Bena, a community that is situated about 16km from Bajawa at the foot of Mount Inerie, is the most famous and also most visited village in the Ngada district. With its impressive stone formations and ancestral shrines, as well as traditional houses, Bena has turned into a signpost for Ngada culture. The village consists of two parallel rows of traditional, high thatch-roofed houses. Highly visible in the center of the village are ngadhu and bhaga, pairs of shrines – one for each clan of the village – representing the clan’s ancestors. The ngadhu is an anthropomorphic umbrella-like pole embodying the male ancestor of a clan. The trunk is decorated with carvings and is topped with a warrior-like figure. The ngadhu symbolizes fierceness and virility. After a new ngadhu has been carved out of a special tree, the men of the village carry the pole in a ceremonial way into the village.

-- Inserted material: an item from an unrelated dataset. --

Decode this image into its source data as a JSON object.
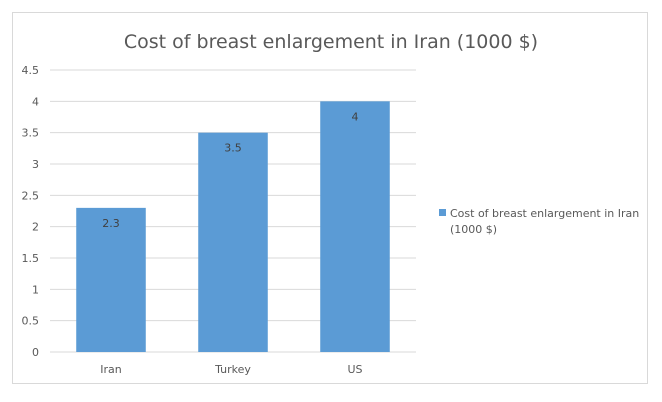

The bhaga, a female ancestral clan shrine, is a small hut with a thatched roof that resembles a miniature of a traditional house. It symbolizes the sanctuary of the house and the female body. The bhaga offers enough space for one to two persons to hold rituals for female ancestors.
Another distinct feature of Ngada culture, of which Bena offers an awesome sight, are the megalithic formations in the village center. Megaliths are a means to connect with the supernatural realm and to communicate with the ancestors, often by animal sacrifice. As with the ngadhu and bhaga shrines, there is also a stone altar to every village clan. Additionally, a massive pile of flat stones, called lenggi, represents a court where the different clans of the village settle their legal disputes. If you look closer at the houses in Bena, you often find them decorated with skulls and horns of water buffaloes and pig jaws which were sacrificed at different ceremonies.
Visitors can buy locally crafted ikat, or tie-dyed woven cloth, in Bena. The sarong, which is a large tube of woven cloth, is often worn wrapped around the waist, both by men and women. The ikat weaving motifs range from animal patterns like horses, chickens, elephants, and the sacred ngadhu and bagha symbols. At the end of the village, elevated on a small hill, a viewpoint with a Virgin Mary shrine gives you the opportunity to have a bird eye’s view over Bena and a wider view of the beautiful surrounding landscape, including Mount Inerie and the Savu Sea. The visit to Bena can also be combined with a hike that passes the villages of Tololela and Gurusina before ending at the Malanage Hot Springs.